California Girl said...

My toughest boss was a Regional VP of a group of primo radio stations in the southeast. She climbed the ladder the old fashioned way, from secretary to promotions to sales to management. She had the great good fortune to have male and female mentors who believed in her. She was the smartest marketer/promoter/broadcaster with whom I have worked in 30 years and I have worked with some very good people. I respected her but never wanted to be her. She believed you had to work twice as hard as a man and the business came first.

She gave me a copy of her 1980 speec to the Carolina Broadcasters Assn or possibly AWRT in NC I can't remember and it was a doozy: being a woman in the male dominant world of broadcasting and making it. This being said, she wasn't always there for her six children whom I felt were needy and left too much to their own devices.

AS for me, she gave me alot of great opportunities and helped me make the most of them. I loved that place. It was always a challenge and brought out the best in me.

It ain't easy. I cut way back after my second child. They take a toll and you have to know what you're willing to sacrifice. My children came first. When I got back into the game, the corporations were taking over and it was consolidate city and not much fun any more.

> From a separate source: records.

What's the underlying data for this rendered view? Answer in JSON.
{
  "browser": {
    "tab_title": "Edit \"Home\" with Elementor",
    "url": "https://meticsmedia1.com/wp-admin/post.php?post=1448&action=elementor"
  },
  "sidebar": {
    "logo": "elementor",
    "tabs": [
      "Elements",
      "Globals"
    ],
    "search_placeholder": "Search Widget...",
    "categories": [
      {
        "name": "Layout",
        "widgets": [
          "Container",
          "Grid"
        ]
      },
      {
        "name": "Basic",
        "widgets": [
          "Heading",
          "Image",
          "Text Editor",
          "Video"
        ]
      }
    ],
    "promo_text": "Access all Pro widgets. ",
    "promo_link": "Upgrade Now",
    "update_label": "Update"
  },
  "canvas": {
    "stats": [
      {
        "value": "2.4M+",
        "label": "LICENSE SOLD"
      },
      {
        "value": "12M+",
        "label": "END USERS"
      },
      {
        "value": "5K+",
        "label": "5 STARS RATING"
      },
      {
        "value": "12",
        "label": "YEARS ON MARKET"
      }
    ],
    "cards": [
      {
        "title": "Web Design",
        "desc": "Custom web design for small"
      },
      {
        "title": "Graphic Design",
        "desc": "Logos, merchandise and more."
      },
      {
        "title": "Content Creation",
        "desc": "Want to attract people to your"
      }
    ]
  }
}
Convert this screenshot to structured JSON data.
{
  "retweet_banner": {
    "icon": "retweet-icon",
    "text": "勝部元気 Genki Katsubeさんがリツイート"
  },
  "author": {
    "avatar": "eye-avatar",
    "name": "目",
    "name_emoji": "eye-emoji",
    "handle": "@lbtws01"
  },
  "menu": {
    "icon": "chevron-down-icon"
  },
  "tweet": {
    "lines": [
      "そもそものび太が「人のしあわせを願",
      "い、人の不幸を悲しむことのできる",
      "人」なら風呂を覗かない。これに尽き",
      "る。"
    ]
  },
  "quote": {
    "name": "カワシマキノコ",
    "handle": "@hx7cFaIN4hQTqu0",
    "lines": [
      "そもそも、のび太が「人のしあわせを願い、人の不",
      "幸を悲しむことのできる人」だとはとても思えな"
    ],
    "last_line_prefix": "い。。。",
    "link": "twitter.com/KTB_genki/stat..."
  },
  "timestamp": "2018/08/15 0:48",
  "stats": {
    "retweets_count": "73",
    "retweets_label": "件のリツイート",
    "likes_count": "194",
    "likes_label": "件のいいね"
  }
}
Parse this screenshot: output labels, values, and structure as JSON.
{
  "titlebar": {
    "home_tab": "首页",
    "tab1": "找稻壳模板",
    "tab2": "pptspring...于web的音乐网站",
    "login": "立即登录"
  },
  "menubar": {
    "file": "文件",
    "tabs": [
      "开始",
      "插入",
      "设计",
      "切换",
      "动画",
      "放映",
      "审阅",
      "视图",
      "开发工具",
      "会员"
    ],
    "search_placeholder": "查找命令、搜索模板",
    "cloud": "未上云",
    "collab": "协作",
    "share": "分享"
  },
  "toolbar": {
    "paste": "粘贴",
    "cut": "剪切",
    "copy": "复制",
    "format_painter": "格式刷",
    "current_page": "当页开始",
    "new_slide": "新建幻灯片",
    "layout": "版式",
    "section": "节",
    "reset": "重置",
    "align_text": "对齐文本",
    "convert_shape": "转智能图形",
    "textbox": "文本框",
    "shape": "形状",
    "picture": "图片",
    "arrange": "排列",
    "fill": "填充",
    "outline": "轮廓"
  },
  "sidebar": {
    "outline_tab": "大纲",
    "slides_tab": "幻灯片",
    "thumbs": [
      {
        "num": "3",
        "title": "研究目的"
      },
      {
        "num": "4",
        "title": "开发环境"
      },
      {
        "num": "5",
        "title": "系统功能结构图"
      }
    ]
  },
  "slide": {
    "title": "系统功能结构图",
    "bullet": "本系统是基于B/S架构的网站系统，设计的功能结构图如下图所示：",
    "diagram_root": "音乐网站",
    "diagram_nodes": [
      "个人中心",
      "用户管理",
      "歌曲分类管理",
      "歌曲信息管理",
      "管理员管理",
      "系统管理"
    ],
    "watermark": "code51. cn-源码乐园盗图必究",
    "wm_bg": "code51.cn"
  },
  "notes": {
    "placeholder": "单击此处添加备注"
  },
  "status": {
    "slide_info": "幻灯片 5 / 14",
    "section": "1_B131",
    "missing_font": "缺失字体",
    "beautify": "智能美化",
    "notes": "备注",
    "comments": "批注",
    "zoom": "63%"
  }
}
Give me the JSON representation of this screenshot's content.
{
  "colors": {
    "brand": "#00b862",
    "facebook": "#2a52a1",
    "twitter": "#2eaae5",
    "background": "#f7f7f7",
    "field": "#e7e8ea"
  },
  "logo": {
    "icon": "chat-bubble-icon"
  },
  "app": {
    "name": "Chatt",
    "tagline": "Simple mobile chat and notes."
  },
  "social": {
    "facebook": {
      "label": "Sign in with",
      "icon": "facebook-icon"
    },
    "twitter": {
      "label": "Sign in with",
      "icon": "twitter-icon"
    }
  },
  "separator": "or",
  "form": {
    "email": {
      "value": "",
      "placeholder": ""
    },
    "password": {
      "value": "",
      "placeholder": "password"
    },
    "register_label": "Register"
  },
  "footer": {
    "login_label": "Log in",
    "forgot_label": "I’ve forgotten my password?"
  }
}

I have heard the percentage of top managers in radio broadcasting is currently around 16%. That's exactly what it was when I went to work for my aforementioned boss in 1983.

Ad Broad, oldest working writer in advertising said...

Wow, what a powerhouse your old boss sounds like, California Girl. I'd love to see that 1980 speech. And...six kids??!!! You could probably sell this storyline to Hollywood.

Srsly, I agree about mothers moving up the ladder--you have to know what you're willing to sacrifice. The only way more mothers will make it to corner offices is if their partners prove willing to jobshare at home.